SM Prime Holdings Inc. fell the most in more than a month in Manila, pacing Philippine shopping mall operators lower on speculation a global recession will be prolonged and hurt domestic consumer spending.
SM Prime, the biggest shopping mall operator, fell 5.2 percent to 7.30 pesos at the noon close in Manila, its sharpest loss since Dec. 12. The stock dropped as much as 6.5 percent earlier. It was the fourth-biggest loser in the main Philippine Stock Exchange Index, which fell 3.1 percent.
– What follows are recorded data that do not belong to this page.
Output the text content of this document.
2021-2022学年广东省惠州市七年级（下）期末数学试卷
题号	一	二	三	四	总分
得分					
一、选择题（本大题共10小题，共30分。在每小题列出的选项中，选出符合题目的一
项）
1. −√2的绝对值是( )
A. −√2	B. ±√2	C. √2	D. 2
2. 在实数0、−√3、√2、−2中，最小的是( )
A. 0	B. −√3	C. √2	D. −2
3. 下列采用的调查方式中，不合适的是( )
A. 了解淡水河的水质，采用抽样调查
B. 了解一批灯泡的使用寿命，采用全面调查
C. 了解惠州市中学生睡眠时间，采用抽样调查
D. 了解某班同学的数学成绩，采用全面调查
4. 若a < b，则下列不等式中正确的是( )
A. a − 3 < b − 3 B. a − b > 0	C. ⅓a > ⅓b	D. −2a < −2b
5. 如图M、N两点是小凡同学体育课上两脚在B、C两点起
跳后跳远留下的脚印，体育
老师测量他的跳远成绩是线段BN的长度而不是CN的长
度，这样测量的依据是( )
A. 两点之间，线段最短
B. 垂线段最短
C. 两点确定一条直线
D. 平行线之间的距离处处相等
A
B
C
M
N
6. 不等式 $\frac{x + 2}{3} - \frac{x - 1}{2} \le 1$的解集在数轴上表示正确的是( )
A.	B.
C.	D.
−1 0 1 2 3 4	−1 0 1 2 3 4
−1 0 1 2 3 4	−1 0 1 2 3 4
“A prolonged global recession will impact on consumer spending,” said Peter Lee, a senior investment officer at Manila-based IGC Securities Inc. And “SM Prime takes a direct hit from a prolonged global slump because consumer spending is a big part of the economy.”
The MSCI Asia Pacific Index, the region’s benchmark, fell 1.3 percent to 82.13 as of 1:30 p.m. in Tokyo. It’s heading for its lowest since close since Dec. 5 on concern a global recession will deepen from rising bank losses worldwide.
Exports account for 40 percent of the Philippine economy while funds sent home by overseas Filipinos contribute another 10 percent. Remittance growth may slow to a range of 6 percent to 9 percent this year while exports may grow as little as 1 percent, according to government forecasts.
Robinsons Land Co., the No. 2 shopping mall operator, dropped 4.1 percent to 4.65 pesos, its lowest since Oct. 29. Ayala Land Inc., the third-largest mall operator, sank 4.2 percent to 6.80 pesos, its sharpest slide since Dec. 22.